G2211 became payable on January 1, 2024. It is a Medicare add-on code that can be coded alongside any office or outpatient E/M code (99202–99215) when the visit involves the ongoing, longitudinal management of a patient's care, where you serve as the continuing focal point for coordinating that patient's care over time.
This code exists because CMS formally acknowledged something providers have said for years: carrying ongoing responsibility for a patient is real work, even when no single visit looks complicated on paper. It was created because the existing E/M codes did not fully capture the inherent complexity that comes with being a patient's primary or ongoing specialist. A visit for a patient you are managing longitudinally is genuinely more complex than an isolated consultation, even if the MDM level looks the same, you carry the context of that patient's history, relationships, and prior decisions in a way that carries real work.
When G2211 Applies
G2211 applies when you are the continuing focal point for the patient's care, meaning you are providing ongoing management of the patient's condition, not just a one-time or episodic service. This is deliberately broad. It is not limited to primary care. A specialist who manages a patient's orthopaedic condition over multiple visits, or who coordinates that patient's care across providers, may be eligible. In practice this means: add G2211 to an office visit whenever you are the ongoing, continuing source of care for that patient, which for a primary care physician is most established visits, and for a specialist is any patient whose condition you manage over time. Do not add it to a one-time consultation or a discrete, time-limited visit. It is tied to the visit you personally furnish, not to your team: an APP's own visit billed under the APP can carry G2211 on the same longitudinal basis, but it is not something you add to "cover" a visit someone else provided.

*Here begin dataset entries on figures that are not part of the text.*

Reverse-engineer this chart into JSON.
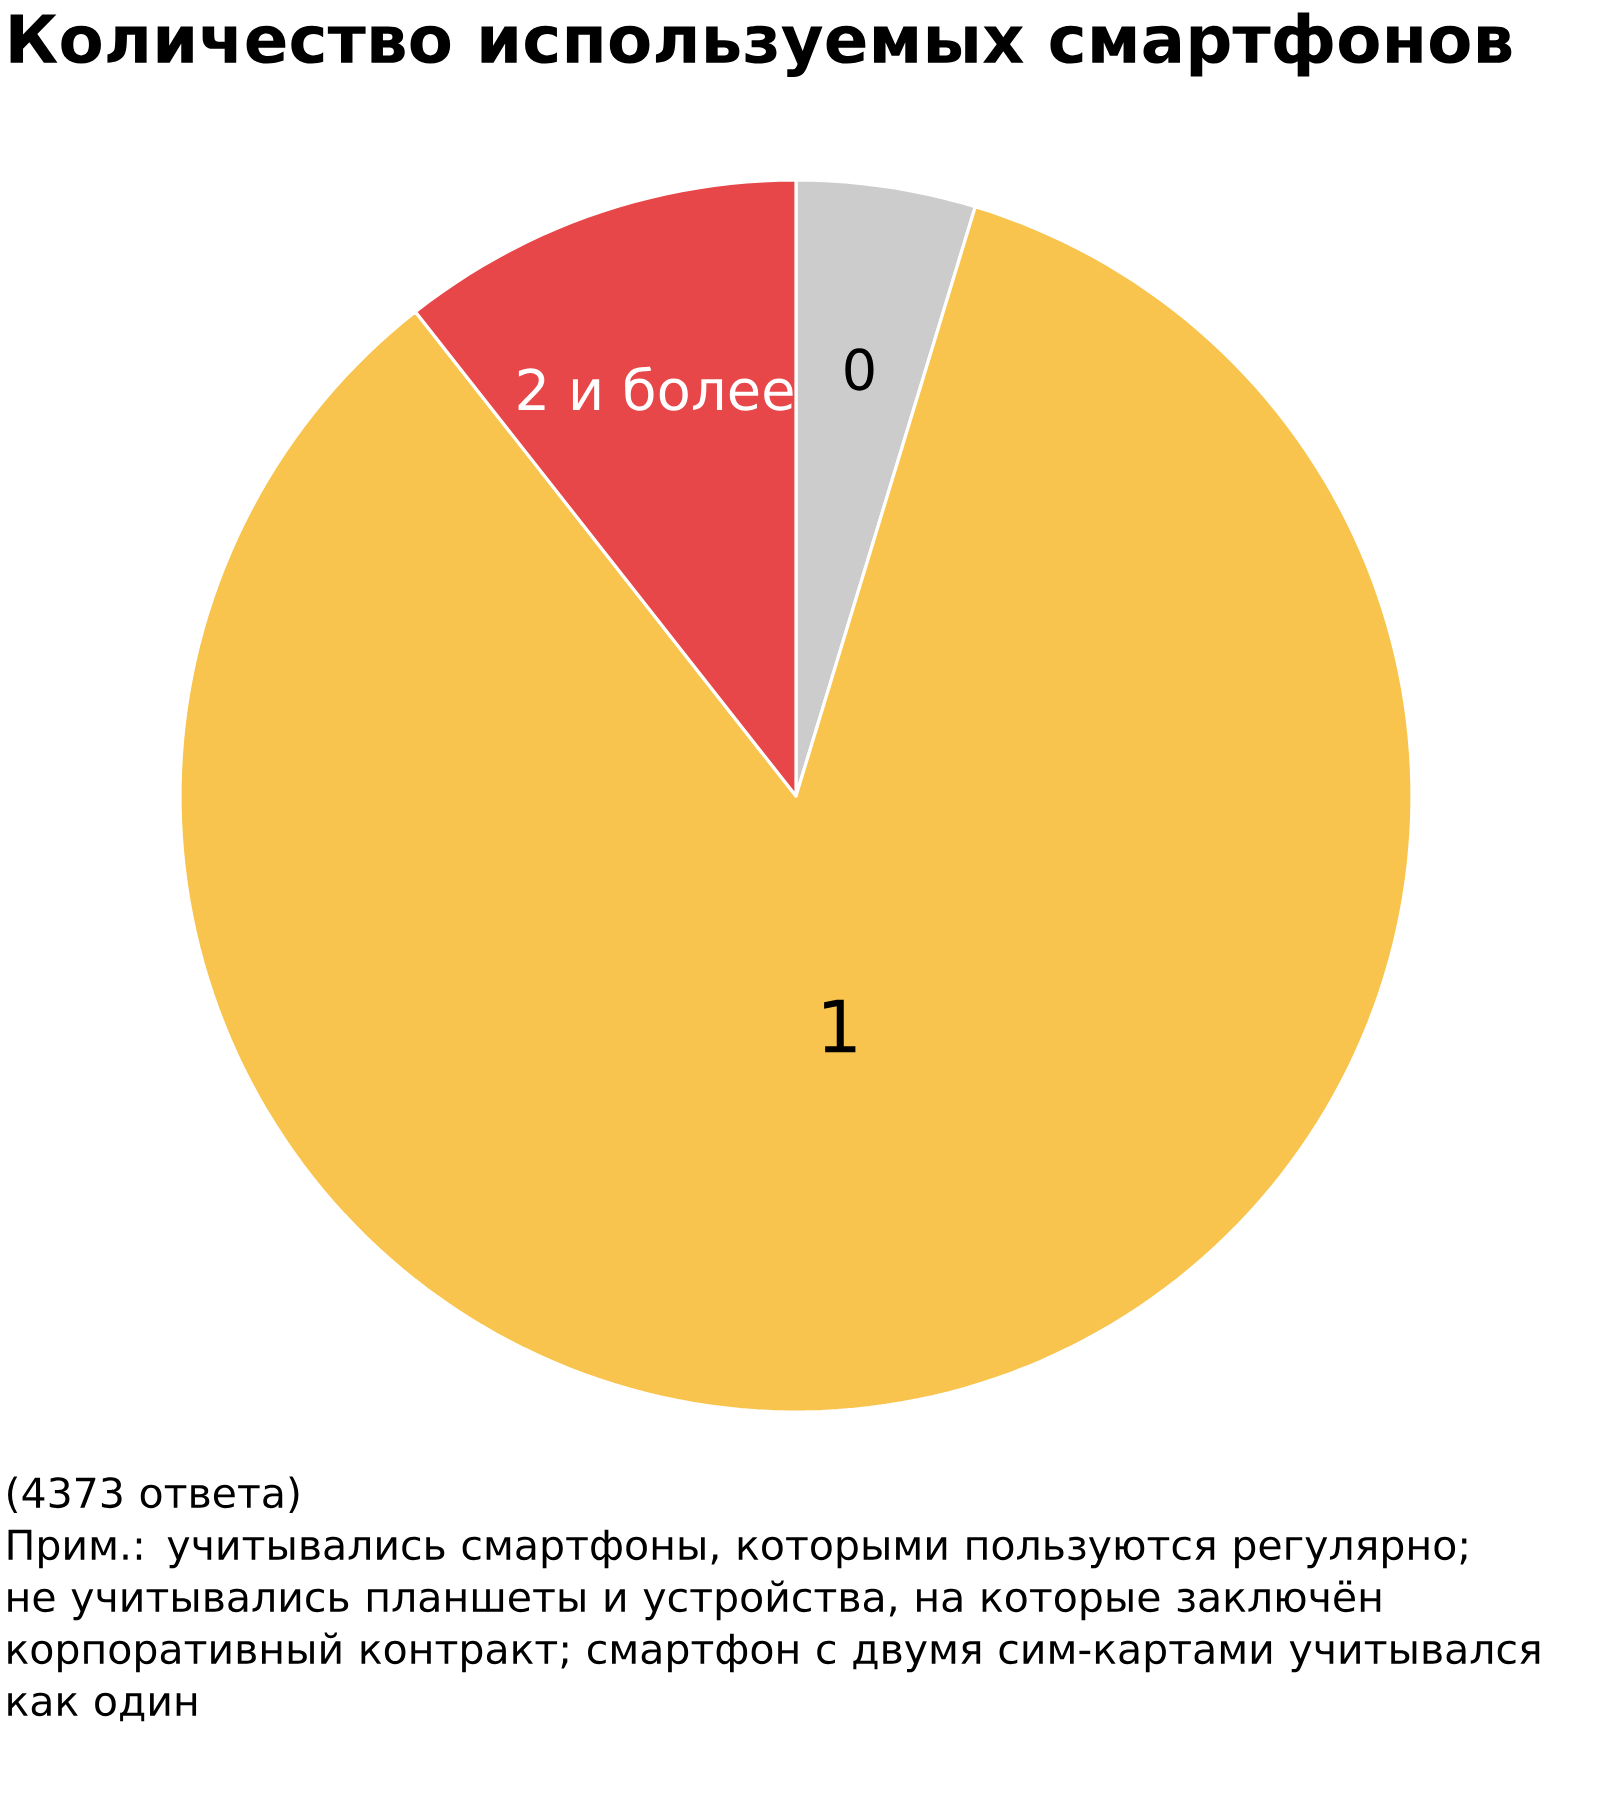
{
  "chart_data": {
    "type": "pie",
    "title": "Количество используемых смартфонов",
    "categories": [
      "0",
      "1",
      "2 и более"
    ],
    "values": [
      4.7,
      84.7,
      10.6
    ],
    "colors": [
      "#cccccc",
      "#f8c44e",
      "#e8474a"
    ],
    "annotations": [
      "(4373 ответа)",
      "Прим.: учитывались смартфоны, которыми пользуются регулярно; не учитывались планшеты и устройства, на которые заключён корпоративный контракт; смартфон с двумя сим-картами учитывался как один"
    ]
  }
}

CMS has indicated that G2211 is not appropriate for first-time consultations, episodic care without ongoing relationship, or urgent care visits where no continuing relationship exists. Beyond those exclusions, the threshold is relatively permissive.
What G2211 Is Worth
G2211 carries 0.33 wRVUs. That number is modest per visit, but the math across a full schedule is significant. A primary care physician with 25 established patient visits per day who qualifies G2211 on 80% of them is generating roughly 6.6 additional wRVUs per day, or about 1,500 per year, from a code that requires no additional work or documentation. At a typical employed physician rate of $50–60 per wRVU, that is $75,000–$90,000 in potential compensation that many practices are simply not capturing. One way to think about the trade-off on a procedure day: because G2211 cannot be added when you bill an E/M with Modifier 25 alongside a minor procedure, you are usually better off capturing the procedure and the separately identifiable E/M, which together are worth more than the 0.33 wRVUs G2211 would have added. On a straightforward longitudinal visit with no procedure, there is no competition: G2211 is simply extra credit you should be taking.
As of January 1, 2026, CMS also allows G2211 on home and residence E/M visits (codes 99341 through 99350), recognizing that house-call and homebound care is often deeply longitudinal. If you do home visits, the same longitudinal-relationship logic applies there.

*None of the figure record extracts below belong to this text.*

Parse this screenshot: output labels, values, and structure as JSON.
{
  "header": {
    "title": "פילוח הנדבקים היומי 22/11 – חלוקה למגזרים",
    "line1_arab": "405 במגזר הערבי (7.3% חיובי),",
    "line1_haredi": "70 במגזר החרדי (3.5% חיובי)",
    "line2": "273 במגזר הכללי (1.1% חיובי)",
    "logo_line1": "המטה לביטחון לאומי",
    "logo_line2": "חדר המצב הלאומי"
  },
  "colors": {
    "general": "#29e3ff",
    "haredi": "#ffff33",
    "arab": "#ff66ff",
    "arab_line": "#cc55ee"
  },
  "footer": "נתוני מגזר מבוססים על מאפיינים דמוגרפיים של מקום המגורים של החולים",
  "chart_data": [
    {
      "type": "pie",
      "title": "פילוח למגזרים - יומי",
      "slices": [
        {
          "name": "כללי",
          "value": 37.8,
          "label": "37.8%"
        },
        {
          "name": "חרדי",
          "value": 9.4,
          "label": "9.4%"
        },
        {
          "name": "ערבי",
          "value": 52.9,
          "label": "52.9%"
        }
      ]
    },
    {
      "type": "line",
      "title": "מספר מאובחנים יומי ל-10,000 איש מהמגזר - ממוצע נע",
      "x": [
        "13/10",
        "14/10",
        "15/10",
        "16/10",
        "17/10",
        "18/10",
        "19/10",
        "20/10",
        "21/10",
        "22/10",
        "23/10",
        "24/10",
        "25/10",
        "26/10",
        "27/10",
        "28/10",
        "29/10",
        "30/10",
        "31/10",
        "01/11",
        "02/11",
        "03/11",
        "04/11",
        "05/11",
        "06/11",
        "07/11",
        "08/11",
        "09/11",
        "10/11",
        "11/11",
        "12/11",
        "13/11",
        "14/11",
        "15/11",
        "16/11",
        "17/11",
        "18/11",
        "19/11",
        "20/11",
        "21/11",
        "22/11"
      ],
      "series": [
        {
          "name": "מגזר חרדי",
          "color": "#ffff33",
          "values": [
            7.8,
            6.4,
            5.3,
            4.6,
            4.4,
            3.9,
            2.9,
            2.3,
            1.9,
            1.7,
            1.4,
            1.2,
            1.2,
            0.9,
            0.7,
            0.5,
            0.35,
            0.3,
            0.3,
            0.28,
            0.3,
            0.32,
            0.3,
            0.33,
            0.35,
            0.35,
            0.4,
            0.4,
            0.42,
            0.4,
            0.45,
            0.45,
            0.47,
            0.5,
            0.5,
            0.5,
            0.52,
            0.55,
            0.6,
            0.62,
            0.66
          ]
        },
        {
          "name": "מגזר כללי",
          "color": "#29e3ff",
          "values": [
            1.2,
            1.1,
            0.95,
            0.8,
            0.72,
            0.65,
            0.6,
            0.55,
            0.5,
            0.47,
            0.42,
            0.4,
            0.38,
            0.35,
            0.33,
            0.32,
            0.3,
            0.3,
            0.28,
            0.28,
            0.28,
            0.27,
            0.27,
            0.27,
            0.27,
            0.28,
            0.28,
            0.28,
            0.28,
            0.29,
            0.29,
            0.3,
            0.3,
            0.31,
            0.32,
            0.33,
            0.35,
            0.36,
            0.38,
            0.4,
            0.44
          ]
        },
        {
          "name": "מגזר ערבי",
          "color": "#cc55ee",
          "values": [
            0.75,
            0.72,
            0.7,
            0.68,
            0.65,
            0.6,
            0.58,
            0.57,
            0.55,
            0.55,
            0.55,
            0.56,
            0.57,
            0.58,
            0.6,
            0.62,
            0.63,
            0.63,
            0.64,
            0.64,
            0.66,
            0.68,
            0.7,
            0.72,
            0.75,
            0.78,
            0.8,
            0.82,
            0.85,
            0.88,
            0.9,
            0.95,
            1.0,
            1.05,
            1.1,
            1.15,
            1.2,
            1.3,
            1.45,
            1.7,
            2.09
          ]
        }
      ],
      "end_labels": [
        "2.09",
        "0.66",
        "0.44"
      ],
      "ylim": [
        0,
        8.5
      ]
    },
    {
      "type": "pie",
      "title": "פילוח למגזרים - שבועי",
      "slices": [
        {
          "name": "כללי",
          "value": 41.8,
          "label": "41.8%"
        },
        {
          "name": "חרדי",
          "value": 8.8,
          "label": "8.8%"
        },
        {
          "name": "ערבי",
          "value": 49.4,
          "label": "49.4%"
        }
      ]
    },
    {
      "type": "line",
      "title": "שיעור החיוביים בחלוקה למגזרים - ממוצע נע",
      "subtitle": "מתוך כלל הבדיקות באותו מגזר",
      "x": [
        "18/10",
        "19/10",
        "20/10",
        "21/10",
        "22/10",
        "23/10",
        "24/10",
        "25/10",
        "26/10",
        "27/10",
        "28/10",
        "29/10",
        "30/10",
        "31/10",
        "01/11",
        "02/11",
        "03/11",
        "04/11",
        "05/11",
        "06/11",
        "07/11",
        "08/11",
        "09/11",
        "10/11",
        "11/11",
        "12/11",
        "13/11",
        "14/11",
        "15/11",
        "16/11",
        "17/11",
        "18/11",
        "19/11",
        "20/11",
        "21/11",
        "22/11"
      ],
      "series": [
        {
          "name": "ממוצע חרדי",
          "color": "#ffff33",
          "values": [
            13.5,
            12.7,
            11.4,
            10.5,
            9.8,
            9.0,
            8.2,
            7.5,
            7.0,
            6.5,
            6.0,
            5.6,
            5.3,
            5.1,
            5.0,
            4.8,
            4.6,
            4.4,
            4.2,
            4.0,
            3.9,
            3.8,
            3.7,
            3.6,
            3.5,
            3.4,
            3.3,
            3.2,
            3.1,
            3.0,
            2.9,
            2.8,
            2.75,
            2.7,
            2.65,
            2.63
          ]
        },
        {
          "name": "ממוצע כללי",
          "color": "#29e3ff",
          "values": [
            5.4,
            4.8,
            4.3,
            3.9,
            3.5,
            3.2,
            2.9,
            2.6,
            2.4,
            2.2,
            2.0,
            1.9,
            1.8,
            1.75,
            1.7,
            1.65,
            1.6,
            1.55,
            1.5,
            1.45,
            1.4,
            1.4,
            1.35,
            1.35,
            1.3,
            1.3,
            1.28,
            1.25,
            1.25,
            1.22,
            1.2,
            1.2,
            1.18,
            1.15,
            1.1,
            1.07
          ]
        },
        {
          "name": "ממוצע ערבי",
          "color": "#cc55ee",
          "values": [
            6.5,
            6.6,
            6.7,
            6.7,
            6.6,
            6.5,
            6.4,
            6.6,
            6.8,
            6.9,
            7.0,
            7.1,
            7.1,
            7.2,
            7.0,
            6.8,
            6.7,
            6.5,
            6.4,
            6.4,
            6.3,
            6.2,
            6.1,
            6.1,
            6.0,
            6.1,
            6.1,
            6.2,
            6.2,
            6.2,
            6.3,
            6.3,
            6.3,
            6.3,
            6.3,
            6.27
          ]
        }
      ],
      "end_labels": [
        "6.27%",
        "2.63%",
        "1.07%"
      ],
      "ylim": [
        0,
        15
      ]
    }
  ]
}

The Modifier 25 Interaction: A Critical 2025 Update
When G2211 went live on January 1, 2024, CMS would not pay it on any claim where the office visit carried Modifier 25. As of January 1, 2025, CMS narrowed that restriction: G2211 is now payable alongside an E/M with Modifier 25, but only when the same-day service that triggered the Modifier 25 is a Medicare Part B preventive service, such as an annual wellness visit or a vaccine administration. (Source: CMS MM13473 and the 2025 Physician Fee Schedule final rule.)

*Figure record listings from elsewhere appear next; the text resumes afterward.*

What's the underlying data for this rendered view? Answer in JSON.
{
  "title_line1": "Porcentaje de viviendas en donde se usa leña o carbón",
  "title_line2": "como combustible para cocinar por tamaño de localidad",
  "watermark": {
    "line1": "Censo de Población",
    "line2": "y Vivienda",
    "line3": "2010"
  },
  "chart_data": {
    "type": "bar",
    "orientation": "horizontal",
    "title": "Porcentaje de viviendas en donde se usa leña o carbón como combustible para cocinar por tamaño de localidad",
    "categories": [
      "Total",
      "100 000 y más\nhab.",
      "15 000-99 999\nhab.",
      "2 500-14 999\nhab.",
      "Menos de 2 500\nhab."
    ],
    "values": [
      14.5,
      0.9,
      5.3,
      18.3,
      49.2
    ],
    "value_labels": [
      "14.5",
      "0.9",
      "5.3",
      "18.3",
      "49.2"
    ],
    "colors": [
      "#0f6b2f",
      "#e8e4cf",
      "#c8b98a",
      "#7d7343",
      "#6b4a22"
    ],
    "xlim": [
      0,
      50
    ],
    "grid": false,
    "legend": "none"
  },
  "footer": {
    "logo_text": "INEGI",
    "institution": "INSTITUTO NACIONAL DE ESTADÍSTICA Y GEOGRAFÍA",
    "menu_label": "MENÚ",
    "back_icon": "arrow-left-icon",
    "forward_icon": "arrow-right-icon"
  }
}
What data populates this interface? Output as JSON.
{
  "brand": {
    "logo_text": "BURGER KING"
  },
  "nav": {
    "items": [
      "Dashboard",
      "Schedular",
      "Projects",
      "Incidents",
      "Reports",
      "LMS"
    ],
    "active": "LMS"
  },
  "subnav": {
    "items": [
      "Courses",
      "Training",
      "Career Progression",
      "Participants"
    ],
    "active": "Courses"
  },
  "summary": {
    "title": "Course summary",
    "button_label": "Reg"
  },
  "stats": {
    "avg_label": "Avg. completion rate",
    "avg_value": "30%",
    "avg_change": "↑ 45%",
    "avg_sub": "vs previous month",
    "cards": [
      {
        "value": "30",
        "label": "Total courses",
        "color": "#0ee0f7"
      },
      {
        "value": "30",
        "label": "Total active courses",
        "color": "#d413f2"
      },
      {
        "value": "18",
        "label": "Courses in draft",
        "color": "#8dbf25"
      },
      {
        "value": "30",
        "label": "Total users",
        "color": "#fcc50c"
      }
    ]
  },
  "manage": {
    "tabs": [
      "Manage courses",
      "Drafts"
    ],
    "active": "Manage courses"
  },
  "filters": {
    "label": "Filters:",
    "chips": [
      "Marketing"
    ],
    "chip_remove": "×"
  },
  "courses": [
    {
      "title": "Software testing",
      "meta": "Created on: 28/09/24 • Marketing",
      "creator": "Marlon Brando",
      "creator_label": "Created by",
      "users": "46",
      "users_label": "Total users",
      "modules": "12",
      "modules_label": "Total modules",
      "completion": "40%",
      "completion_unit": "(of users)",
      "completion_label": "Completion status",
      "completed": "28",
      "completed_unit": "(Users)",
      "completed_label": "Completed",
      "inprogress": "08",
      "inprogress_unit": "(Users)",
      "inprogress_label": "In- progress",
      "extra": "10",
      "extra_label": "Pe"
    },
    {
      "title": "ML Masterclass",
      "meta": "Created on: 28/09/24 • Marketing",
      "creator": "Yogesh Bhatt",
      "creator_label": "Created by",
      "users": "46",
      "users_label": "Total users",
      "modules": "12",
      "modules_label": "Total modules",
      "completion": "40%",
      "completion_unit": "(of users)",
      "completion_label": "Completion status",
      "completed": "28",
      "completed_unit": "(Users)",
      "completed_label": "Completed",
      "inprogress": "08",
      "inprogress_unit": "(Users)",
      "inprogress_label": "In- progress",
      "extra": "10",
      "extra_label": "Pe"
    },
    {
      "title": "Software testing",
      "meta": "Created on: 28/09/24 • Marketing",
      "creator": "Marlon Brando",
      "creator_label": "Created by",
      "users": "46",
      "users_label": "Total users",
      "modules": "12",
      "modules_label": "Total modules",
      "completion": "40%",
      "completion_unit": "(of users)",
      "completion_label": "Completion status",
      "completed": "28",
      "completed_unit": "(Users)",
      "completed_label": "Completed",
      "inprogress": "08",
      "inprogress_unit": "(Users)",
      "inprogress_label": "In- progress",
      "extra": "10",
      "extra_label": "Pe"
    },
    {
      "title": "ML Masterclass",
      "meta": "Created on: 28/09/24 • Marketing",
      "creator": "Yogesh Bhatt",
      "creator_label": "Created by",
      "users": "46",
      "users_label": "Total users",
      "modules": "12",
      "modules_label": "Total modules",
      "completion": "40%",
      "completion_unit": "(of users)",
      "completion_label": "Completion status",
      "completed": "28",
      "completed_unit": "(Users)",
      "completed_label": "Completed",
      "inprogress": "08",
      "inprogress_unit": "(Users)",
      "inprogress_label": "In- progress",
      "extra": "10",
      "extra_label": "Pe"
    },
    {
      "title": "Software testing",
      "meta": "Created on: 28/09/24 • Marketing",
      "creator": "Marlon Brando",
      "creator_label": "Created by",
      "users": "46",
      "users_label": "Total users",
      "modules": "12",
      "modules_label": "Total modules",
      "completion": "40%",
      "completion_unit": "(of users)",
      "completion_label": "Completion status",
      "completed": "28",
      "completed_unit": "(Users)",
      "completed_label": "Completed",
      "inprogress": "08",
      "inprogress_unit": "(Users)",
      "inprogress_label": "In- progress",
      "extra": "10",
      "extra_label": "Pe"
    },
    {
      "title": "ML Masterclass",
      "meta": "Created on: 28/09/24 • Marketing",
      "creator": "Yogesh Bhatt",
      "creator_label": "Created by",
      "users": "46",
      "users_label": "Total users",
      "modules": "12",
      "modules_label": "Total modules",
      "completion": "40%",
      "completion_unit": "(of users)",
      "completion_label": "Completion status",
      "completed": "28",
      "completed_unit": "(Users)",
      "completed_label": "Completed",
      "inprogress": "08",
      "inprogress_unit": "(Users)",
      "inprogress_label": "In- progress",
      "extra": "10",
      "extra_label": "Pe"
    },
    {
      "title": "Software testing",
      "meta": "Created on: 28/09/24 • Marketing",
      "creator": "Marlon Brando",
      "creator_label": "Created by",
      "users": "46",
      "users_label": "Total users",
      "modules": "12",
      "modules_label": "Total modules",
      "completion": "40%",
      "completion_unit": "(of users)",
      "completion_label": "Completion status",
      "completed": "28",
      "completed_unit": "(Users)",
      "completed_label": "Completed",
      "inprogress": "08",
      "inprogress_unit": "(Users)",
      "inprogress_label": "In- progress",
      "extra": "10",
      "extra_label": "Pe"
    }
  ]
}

For practical purposes, the common procedure case did not change. If you perform a minor procedure such as a joint injection and bill a separate E/M with Modifier 25 on the same day, G2211 is still not payable on that visit. The 2025 exception applies to preventive services, not to procedures. So a primary care visit billed with an annual wellness visit can now also carry G2211; a procedure visit with Modifier 25 generally cannot.
G2211 Is Not Compatible with Modifier 25 in Most Procedure Visits
This point is worth repeating because it affects a large portion of orthopaedic and sports medicine practice. If your typical workflow involves seeing a patient, performing a procedure, and billing both the procedure and an E/M with Modifier 25, G2211 cannot be stacked on top of that E/M. The add-on is restricted to E/M visits that are not paired with same-day procedures (with the limited preventive service exception noted above).
Documentation Requirements
No additional documentation is required beyond what supports the underlying E/M code. You do not need to write a separate paragraph about the longitudinal relationship. The determination is inherent to the nature of the visit. Some practices add a brief statement, "managing patient's ongoing [condition] as their treating physician", which makes the claim cleaner, but it is not mandatory.